To me? Today seems just like any other day--its a day I can spend with my loved ones and family members, a day I can receive well wishes from friends I've known since junior high school or to ones I only know through games on the social network. Today, is my 50th birthday. No big surprise that I made it to 50 I guess. We're living in an age where it is rare for people not to see their 50th birthday. But still, I feel like its somewhat of an accomplishment that I've made it this far. I'm blessed beyond imagination through God's love and hopefulness in me and people in general. I've lived in so many places and experienced things that only could be experienced because of Dad being in the military, me being married to one man for almost 20 years and my being married to another for 7 1/2 years.
Our experiences in life--good or bad-- are what makes us. And the past 50 years worth of experiences are what makes me ME! There are things about me that some don't like. Guess what--there are things about me I don't like either.
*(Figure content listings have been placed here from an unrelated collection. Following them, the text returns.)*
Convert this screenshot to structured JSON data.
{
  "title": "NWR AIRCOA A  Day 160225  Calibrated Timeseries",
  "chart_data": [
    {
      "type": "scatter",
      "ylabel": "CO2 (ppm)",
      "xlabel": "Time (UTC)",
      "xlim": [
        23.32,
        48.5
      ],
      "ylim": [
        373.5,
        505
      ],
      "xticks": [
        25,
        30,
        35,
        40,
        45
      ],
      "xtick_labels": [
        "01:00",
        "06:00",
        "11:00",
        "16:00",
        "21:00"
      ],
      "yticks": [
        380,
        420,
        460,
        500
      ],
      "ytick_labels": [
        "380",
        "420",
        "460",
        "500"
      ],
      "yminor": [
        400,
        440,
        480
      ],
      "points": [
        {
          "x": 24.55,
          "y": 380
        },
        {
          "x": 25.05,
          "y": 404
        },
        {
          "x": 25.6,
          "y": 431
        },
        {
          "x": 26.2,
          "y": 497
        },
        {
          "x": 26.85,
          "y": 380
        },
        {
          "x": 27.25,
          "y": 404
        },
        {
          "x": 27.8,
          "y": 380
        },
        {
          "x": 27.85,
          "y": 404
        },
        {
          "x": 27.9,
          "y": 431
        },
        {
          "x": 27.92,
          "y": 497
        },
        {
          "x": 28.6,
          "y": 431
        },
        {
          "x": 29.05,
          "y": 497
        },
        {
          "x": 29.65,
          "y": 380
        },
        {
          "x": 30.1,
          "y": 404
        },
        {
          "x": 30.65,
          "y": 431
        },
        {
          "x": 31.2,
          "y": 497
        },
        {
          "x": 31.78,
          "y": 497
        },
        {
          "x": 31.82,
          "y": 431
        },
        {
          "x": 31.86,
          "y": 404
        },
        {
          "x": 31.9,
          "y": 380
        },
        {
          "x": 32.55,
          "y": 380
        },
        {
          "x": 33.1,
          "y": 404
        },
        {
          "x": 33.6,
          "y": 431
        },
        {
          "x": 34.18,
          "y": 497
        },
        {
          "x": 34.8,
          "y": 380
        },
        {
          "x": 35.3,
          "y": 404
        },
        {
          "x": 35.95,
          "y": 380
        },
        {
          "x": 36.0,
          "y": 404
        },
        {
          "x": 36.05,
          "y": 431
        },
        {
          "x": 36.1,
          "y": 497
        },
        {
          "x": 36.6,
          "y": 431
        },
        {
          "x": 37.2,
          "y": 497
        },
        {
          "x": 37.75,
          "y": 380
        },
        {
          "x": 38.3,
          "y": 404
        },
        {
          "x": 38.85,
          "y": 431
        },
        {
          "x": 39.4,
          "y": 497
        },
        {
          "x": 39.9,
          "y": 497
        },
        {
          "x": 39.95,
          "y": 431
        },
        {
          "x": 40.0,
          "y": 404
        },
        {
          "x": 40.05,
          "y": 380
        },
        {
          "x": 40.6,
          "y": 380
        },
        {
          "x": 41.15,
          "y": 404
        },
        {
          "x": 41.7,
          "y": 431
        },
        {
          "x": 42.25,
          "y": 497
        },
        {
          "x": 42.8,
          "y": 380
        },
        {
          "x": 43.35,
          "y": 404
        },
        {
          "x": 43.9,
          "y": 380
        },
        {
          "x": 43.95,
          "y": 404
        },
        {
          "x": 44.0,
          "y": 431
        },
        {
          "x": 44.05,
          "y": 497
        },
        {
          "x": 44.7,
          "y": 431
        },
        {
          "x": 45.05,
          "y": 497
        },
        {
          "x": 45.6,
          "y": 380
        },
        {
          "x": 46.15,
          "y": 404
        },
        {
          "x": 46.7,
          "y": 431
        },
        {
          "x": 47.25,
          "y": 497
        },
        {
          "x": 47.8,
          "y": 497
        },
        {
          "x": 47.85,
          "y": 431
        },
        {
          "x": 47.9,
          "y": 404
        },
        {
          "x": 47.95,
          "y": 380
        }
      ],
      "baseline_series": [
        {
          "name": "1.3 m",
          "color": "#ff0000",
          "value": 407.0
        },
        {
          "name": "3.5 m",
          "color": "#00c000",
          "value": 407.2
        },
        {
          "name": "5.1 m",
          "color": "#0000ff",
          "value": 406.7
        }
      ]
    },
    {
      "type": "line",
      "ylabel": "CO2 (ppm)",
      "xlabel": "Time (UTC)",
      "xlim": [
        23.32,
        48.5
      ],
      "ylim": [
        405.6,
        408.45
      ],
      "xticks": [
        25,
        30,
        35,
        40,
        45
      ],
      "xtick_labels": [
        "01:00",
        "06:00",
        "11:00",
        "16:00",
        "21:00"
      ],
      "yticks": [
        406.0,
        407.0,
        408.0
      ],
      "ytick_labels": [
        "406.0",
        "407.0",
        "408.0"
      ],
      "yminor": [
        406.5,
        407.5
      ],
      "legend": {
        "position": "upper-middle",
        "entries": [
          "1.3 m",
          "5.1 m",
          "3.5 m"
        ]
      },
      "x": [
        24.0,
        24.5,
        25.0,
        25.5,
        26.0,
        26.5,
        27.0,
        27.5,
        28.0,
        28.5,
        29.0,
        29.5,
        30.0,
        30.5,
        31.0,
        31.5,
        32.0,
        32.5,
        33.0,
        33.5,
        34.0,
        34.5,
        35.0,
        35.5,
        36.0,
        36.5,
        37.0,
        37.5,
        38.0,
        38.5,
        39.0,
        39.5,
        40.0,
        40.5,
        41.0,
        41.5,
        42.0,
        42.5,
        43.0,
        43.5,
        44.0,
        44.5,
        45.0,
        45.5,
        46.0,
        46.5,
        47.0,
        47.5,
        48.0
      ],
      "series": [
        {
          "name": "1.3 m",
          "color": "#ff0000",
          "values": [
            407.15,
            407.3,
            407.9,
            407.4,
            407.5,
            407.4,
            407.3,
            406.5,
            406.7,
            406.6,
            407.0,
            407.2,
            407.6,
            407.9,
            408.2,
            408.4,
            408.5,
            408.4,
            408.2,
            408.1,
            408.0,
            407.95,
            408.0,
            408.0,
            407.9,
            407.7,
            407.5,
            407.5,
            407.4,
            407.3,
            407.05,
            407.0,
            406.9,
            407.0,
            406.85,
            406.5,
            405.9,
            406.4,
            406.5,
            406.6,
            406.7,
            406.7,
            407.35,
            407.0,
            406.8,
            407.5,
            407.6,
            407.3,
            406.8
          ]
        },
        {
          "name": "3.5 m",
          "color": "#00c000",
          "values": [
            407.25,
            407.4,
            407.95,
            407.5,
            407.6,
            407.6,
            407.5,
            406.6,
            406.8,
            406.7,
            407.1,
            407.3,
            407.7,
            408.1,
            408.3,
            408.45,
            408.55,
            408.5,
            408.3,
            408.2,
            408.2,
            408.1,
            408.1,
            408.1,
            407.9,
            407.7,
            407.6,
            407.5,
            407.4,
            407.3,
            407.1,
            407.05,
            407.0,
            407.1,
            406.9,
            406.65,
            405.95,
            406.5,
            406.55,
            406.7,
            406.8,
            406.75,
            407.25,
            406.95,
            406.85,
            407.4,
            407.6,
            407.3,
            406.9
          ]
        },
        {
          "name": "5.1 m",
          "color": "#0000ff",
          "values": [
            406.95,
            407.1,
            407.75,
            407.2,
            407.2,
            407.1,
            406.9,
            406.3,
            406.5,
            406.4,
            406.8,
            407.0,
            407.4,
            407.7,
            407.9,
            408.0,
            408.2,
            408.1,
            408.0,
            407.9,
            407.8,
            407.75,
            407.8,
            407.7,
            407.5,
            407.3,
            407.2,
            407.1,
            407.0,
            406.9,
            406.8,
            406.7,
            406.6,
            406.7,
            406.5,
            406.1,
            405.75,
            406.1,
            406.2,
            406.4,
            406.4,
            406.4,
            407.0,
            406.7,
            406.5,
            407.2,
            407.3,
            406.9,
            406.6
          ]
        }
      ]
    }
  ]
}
But there are so many more things that I hope people do like about me. If not, I'm not going to try to be molded into someone that fits into someone else's perfect mold of who I should be. I am Me, I can't be anyone else. Whole or broken, with or without the different pieces of my personality, my being, my ME-ness--I am who I am.
Now I am starting on the next 50 years of experiences. I wonder what new things will be achieved in the next 50 years. Hopefully, I'll be around all 50 of those years to find out. So, who among you will join me for the next 50 years of experiences? Will you be someone I experience new (or old) things with? Will you be someone that just passes through my life unnoticed? Will I be someone that just passes you by unnoticed? Who knows. But we have the next 50 years to experience it together---one way or the other.